For the next couple of days, says Ioannidis, “Merchants are reporting that they have things that can be supplied until the end of the week. But starting next week, they will be dealing with shortages.”

The longer the banks stay closed, the more exponential the damage. Even with just a few days of closure, “There is going to be a long term effect that is going to mean probably hundreds of thousands of layoffs in the private sector because of this. Companies cannot function with the capital controls that are in place.”

The layoffs will only magnify the hole left by the next domino to fall, setting into motion a vicious cycle, Ioannidis adds. “The prediction is that regardless of what happens with the banks, or how quickly they open, because it is likely that the capital controls will remain in place for a while, there will be a lot of job losses in the private sectors. That means less tax revenue for the government.”

With each day the economy is on hold, the damage worsens. When Greece started the bailout process in January, there was a trade funding gap of a billion. In the five months that followed, the gap grew to eight billion euros. Today, worsened by the capital controls, the gap has widened to 12 billion. How do you recover from that? The short answer is: you don’t. “Under the best-case scenario–let’s say there is an agreement tonight: it’s going to be years before things recover from where we started back in January,” explains Ioannidis.

With things as constipated as they are in the economy, how are any of AMG’s other ministries still functioning? Their hospital has a stockpile of medicine. Pharmaceutical companies have promised to keep supply lines as open as possible. What about the Logos Bookstores? They’re still open because AMG anticipated the financial disruption. They paid staffers a monthly salary, so the store employees are paid up through the end of the month. Good thing, too. “Basically, the market is dead right now. Nobody is buying anything unless it is an absolute necessity for something to be bought. That’s affecting the operation of places like [AMG] book stores, which are partially self-supported.” However, their bookstores also offer typing and copying services. That means customers are still coming in.

(Capture courtesy AMG International)

(Capture courtesy AMG International)

From an earlier writing, in one bookstore in Bolos, a coworker named Costas (who came from Albania and came to know the Lord in Greece) shared about the people who just got in the store in order to make a photocopy.
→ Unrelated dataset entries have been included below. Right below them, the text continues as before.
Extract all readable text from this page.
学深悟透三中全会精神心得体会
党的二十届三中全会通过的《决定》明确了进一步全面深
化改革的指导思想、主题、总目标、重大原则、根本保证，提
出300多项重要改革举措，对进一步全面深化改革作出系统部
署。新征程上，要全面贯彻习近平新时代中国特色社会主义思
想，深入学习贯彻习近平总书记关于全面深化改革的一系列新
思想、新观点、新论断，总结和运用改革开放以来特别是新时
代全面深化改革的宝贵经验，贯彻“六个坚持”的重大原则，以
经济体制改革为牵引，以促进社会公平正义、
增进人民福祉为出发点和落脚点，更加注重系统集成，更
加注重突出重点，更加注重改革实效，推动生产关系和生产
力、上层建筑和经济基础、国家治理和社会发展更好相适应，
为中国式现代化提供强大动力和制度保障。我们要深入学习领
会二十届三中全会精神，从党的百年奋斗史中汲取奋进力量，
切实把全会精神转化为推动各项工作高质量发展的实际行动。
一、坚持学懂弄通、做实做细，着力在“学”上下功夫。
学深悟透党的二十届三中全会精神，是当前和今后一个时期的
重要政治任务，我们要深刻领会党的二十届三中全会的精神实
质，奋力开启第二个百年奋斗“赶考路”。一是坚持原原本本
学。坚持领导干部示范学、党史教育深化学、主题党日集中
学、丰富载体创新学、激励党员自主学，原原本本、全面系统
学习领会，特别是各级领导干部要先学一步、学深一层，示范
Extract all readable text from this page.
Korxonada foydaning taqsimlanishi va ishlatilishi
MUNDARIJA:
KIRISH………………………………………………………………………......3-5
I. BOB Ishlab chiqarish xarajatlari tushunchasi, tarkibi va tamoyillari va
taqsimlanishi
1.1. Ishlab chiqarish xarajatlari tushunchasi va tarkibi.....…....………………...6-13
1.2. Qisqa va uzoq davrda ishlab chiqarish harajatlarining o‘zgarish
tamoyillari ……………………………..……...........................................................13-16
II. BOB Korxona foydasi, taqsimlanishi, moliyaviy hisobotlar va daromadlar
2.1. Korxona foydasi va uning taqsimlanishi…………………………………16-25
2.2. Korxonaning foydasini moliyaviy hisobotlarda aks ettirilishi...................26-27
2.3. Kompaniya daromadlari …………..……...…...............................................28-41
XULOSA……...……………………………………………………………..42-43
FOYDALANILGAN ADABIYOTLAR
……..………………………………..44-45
“It was a lady by the name of Vicky coming from a remote village of Pilio mountain. She had lost her husband, and she was almost depressed. I shared the Gospel and gave her our magazine The Voice of the Gospel. She came back after a month, saying, ‘I know I did not come here by accident. God brought me here in order to change my life!’”

In the right place, at right time. Ioannidis confirms, “We do have wonderful opportunities to engage them in discussion and to share with them about Jesus and about how [He] is the answer to everyone’s problem.”

What now? Greece is still trying to float proposals that the European community will accept. Ioannidis says, “Until there is an agreement and there is more clarity on how the banks are going to function, everything that everybody says is mere speculation.” There is one thing you can do to come alongside AMG’s ministry team in Greece right now. You can pray. Pray for a quick resolution and for the banks to reopen. He adds, for their team, “Pray for strength. Pray for wisdom. As you might understand, this is a very stressful situation for the local churches, for the local leaders of ministries. This is creating a lot of stress.”

Ask God to give His peace, His strength and His wisdom as AMG Greece deals day to day with a situation that is completely unpredictable.